Seawitch
- First edition cover (UK)
- Author: Alistair MacLean
- Language: English
- Genre: Thriller novel
- Publisher: Collins (UK) Doubleday (US)
- Publication date: 1977
- Publication place: United Kingdom
- Media type: Print
- Pages: 286
- ISBN: 0-449-23597-1
- OCLC: 4311544
- Preceded by: The Golden Gate
- Followed by: Goodbye California

= Seawitch =

1977 novel by Alistair MacLean

Seawitch is a novel written by the Scottish author Alistair MacLean. It was first published in the United Kingdom by Collins in 1977 and later in the same year by Doubleday in the United States.

It was written in Mexico, where MacLean would not be taxed by US authorities.
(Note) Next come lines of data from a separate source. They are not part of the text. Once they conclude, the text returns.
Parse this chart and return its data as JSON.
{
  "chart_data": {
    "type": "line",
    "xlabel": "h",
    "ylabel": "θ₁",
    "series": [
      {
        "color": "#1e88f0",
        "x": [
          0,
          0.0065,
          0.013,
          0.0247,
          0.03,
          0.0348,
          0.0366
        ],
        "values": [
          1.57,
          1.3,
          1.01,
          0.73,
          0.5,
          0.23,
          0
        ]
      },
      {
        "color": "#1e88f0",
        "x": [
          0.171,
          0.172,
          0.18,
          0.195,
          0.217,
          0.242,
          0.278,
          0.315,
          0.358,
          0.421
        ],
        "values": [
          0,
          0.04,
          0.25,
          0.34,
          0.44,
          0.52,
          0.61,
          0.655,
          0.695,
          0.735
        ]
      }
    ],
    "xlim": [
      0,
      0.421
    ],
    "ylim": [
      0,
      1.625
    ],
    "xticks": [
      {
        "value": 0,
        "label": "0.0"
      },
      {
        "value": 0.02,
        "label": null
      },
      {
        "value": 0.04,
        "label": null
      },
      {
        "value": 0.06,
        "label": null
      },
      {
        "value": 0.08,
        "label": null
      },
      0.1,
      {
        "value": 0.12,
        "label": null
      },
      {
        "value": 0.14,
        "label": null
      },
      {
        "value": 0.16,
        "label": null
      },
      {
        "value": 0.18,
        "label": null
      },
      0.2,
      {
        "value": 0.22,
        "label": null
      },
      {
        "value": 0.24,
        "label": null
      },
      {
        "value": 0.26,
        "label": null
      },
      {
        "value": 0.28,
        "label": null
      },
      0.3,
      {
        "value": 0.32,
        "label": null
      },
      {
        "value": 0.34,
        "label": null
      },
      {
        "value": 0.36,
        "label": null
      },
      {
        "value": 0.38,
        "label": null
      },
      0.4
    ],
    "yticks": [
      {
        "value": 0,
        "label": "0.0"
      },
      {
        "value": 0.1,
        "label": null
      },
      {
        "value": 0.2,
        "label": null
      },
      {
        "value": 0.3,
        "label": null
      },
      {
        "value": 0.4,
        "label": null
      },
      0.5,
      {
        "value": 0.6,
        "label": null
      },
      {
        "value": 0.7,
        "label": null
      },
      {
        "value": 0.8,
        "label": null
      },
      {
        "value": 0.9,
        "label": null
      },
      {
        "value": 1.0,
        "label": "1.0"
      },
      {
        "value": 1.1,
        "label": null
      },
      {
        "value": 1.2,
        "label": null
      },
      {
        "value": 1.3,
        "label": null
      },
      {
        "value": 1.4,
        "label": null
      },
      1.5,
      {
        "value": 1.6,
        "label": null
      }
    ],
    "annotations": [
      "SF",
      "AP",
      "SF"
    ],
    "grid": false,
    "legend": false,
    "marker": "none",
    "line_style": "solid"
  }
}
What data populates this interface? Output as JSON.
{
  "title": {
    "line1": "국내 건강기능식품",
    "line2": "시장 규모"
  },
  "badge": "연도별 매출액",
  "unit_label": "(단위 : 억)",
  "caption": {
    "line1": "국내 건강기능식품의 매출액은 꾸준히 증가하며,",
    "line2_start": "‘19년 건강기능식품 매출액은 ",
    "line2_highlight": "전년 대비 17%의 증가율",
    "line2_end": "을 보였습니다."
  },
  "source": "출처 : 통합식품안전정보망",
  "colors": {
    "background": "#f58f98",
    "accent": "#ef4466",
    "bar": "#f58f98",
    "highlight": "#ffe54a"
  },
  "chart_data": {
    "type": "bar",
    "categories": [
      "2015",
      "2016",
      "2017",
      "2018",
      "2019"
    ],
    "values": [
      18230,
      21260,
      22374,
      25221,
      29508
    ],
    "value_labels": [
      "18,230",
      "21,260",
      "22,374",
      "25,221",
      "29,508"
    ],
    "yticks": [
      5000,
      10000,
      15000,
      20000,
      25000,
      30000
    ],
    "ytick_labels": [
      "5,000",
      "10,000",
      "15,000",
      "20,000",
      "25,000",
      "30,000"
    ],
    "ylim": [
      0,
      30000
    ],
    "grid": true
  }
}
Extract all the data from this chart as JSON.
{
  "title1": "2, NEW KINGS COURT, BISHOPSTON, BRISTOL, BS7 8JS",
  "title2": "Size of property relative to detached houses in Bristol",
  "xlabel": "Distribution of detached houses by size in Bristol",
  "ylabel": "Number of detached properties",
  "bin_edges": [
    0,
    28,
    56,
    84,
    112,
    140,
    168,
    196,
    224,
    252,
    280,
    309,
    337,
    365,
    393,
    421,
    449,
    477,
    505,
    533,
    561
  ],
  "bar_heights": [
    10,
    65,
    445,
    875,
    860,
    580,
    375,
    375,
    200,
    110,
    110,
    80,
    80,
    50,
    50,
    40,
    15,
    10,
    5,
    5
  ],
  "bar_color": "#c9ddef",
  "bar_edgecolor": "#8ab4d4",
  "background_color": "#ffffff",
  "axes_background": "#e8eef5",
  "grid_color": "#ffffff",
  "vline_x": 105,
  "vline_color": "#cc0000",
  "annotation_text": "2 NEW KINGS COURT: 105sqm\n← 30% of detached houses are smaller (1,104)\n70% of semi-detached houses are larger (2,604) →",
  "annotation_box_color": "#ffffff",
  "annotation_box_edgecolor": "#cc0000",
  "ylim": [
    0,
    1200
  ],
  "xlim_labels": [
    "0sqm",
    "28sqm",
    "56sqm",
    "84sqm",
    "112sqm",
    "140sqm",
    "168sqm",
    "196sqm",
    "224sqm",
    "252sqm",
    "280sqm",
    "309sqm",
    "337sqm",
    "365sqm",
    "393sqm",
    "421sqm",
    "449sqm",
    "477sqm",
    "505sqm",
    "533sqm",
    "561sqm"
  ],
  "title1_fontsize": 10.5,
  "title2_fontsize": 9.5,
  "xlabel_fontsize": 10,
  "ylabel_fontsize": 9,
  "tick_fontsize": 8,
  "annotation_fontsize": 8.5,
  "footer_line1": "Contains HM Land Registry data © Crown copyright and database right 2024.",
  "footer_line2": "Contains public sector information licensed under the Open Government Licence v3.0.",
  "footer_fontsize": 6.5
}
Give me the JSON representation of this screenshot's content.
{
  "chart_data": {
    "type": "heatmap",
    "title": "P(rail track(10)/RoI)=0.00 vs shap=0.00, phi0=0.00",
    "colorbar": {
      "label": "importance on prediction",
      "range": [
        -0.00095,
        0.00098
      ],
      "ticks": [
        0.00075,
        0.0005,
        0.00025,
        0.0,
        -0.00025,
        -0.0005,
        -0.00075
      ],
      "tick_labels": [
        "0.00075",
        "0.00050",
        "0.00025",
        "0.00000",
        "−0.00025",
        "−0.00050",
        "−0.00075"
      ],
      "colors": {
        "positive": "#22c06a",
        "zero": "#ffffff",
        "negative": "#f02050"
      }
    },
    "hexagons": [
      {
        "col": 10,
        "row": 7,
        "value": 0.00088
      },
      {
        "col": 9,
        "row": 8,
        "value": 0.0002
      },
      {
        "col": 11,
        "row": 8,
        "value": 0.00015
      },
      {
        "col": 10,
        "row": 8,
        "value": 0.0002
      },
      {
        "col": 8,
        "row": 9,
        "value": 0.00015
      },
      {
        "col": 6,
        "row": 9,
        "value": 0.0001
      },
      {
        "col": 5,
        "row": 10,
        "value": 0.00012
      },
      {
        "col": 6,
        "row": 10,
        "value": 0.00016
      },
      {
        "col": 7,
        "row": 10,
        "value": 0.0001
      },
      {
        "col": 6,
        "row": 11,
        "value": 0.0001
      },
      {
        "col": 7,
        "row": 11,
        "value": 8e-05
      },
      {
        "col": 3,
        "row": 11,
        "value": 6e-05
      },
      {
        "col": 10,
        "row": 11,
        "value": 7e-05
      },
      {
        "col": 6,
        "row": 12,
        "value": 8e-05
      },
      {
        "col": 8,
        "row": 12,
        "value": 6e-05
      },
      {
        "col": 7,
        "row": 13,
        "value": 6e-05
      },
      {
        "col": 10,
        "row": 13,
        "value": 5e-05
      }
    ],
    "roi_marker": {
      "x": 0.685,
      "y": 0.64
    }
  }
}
The book deviates from MacLean's usual mystery/drama formula in that it is almost all action, with no mystery and no "traitor amongst them" sub-plot.

The book was a best seller. The New York Times review said MacLean "stumbles badly".

==Plot introduction==
Lord Worth, ruthless and fabulously wealthy, has made a lot of enemies in the oil business. His new offshore tension-leg platform oil rig in the Gulf of Mexico, named Seawitch, is one of the biggest in the world, the only one of its kind, and will put his competitors out of business. To destroy it and therefore be able to inflate the price of oil at will, the competitors get together and send one man to deal with Lord Worth. The villain has a personal score to settle with Worth and kidnaps his daughters. But Lord Worth's daughters are betrothed to the protagonists, Mitchell and Roomer, two former police detectives, now private investigators. They set trying to save Worth and his daughters from certain death, as the villain intends to leave them on Seawitch when he destroys it with a stolen nuclear weapon.